Examination of the accident site and wreckage, by an FAA inspector, revealed that the airplane had come to rest 150 feet left of the runway. The left wing was separated from its mounting location, and the left engine propeller was observed in the feathered position. The right engine propeller blades were bent aft and the right wing was wrinkled in multiple places. Both horizontal stabilizers were wrinkled, and the rest of the airplane displayed varying degrees of damage.

Examination of the cockpit revealed that both throttle levers were full forward. The propeller control levers were in the mid-range position, with the left propeller control trailing the right propeller control by approximately 1 inch. The left propeller control moved freely from stop to stop, with corresponding movement noted on the left propeller governor. The mixture control levers were near idle cutoff. Both fuel selectors were in their respective main fuel tank position, and all four fuel tanks contained fuel.

The pilot examiner held an airline transport pilot certificate, with numerous ratings, including airplane multiengine land. He reported a total flight experience of 16,602 flight hours, with 8,357 hours in multiengine airplanes, and 237 hours in the same make and model as the accident airplane. His most recent FAA first-class medical certificate was issued on June 18, 2007.

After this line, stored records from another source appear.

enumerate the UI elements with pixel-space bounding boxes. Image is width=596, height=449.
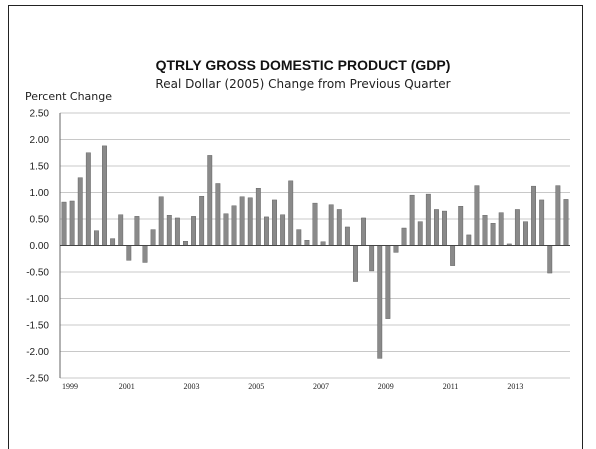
y-tick-label: 0.00 — [30, 241, 50, 252]
bar — [377, 245, 383, 359]
chart-subtitle: Real Dollar (2005) Change from Previous … — [155, 77, 450, 91]
bar — [247, 197, 253, 246]
chart-title: QTRLY GROSS DOMESTIC PRODUCT (GDP) — [156, 57, 451, 73]
bar — [215, 183, 221, 246]
y-axis-label: Percent Change — [25, 90, 112, 103]
y-tick-label: 1.50 — [30, 162, 50, 173]
bar — [174, 217, 180, 246]
bar — [344, 226, 350, 246]
bar — [336, 209, 342, 246]
bar — [102, 145, 107, 246]
x-tick-labels: 1999 2001 2003 2005 2007 2009 2011 2013 — [62, 382, 523, 391]
bar — [142, 245, 148, 263]
bar — [191, 216, 196, 246]
bar — [255, 188, 261, 246]
y-tick-label: -1.50 — [26, 321, 49, 332]
bar — [458, 206, 464, 246]
bar — [369, 245, 375, 272]
bar — [118, 214, 124, 246]
x-tick-label: 2013 — [507, 382, 523, 391]
bar — [94, 230, 99, 246]
bar — [296, 229, 302, 246]
y-tick-label: 0.50 — [30, 215, 50, 226]
bar — [328, 204, 334, 246]
y-tick-label: -1.00 — [26, 294, 49, 305]
x-tick-label: 2011 — [443, 382, 459, 391]
bar — [126, 245, 132, 261]
bar — [280, 214, 286, 246]
bar — [304, 239, 310, 246]
bar — [239, 196, 245, 246]
bar — [417, 221, 423, 246]
bar — [450, 245, 456, 266]
chart-frame — [8, 5, 583, 449]
bar — [61, 201, 67, 246]
bar — [531, 185, 536, 246]
y-tick-label: -2.00 — [26, 347, 49, 358]
y-tick-label: 2.00 — [30, 135, 50, 146]
x-tick-label: 2009 — [378, 382, 394, 391]
bar — [353, 245, 358, 282]
bar — [158, 196, 164, 246]
y-tick-label: -2.50 — [26, 374, 49, 385]
bar — [498, 212, 504, 246]
bar — [183, 241, 188, 246]
bar — [288, 180, 294, 246]
bar — [320, 241, 326, 246]
y-tick-labels: 2.50 2.00 1.50 1.00 0.50 0.00 -0.50 -1.00 -1.50 -… — [26, 109, 49, 385]
bar — [134, 216, 140, 246]
bar — [69, 200, 75, 246]
axes — [59, 113, 570, 378]
bar — [401, 227, 407, 246]
bar — [563, 199, 569, 246]
bar — [207, 155, 213, 246]
bar — [166, 215, 172, 246]
bar — [272, 199, 277, 246]
bar — [361, 217, 366, 246]
x-tick-label: 2005 — [248, 382, 264, 391]
bar — [474, 185, 480, 246]
bar — [466, 234, 472, 246]
x-tick-label: 1999 — [62, 382, 78, 391]
bar — [231, 205, 237, 246]
bar — [85, 152, 91, 246]
bar — [150, 229, 156, 246]
bar — [409, 194, 415, 246]
bar — [514, 209, 520, 246]
x-tick-label: 2001 — [119, 382, 135, 391]
bar — [77, 177, 83, 246]
bar — [442, 210, 447, 246]
bar — [393, 245, 399, 253]
bar — [264, 216, 269, 246]
bar — [490, 223, 496, 246]
bar — [385, 245, 391, 319]
x-tick-label: 2007 — [313, 382, 329, 391]
bar — [547, 245, 553, 274]
bar — [434, 209, 439, 246]
y-tick-label: -0.50 — [26, 268, 49, 279]
x-tick-label: 2003 — [184, 382, 200, 391]
bar — [312, 202, 318, 246]
bar — [555, 185, 561, 246]
bar — [523, 221, 528, 246]
bar — [223, 213, 229, 246]
bar — [425, 193, 431, 246]
bar — [110, 238, 116, 246]
bar — [539, 199, 545, 246]
y-tick-label: 1.00 — [30, 188, 50, 199]
y-tick-label: 2.50 — [30, 109, 50, 120]
bar — [482, 215, 488, 246]
bars — [61, 145, 569, 359]
bar — [199, 196, 205, 246]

The private pilot held a private pilot certificate, with multiple ratings, including airplane multiengine land. He reported a total flight experience of 1,463 hours, with 98.7 hours in multiengine airplanes, and 17.3 hours in the same make and model as the accident airplane. His most recent FAA first-class medical certificate was issued on May 22, 2007.

The airplane was manufactured in 1958. The airplane's most recent annual inspection was completed on August 21, 2006. At the time of the inspection, the airplane had accrued 8,494 total hours of operation.

A weather observation taken 20 minutes after the accident, at Cairns Army Airfield (OZR), Ozark, Alabama, located approximately 9 nautical miles east of the accident site, included: winds from 310 degrees at 6 knots, visibility 10 miles, scattered clouds at 4,500 feet, temperature 91 degrees Fahrenheit, dew point 72 degrees Fahrenheit, and an altimeter setting of 29.99 inches of mercury.

Review of the FAA Commercial Pilot Practical Test Standards revealed, "During simulated engine failures on multiengine practical tests, the examiner shall set zero thrust after the applicant has simulated feathering the propeller. The examiner shall require the applicant to demonstrate at least one landing with a simulated feathered propeller with the engine set to zero thrust." The test standards contained instructions for the applicant to actually feather a propeller, but it specified that the procedure be done at altitude. All other references pertained to simulating propeller feathering.

Further review of the tests standards revealed, "The examiner is expected to use good judgment in the performance of simulated emergency procedures. The use of the safest means for simulation is expected. Consideration must be given to local conditions, both meteorological and topographical, at the time of the test, as well as the applicant's workload, and the condition of the aircraft used. If the procedure being evaluated would jeopardize safety, it is expected that the applicant will simulate that portion of the maneuver."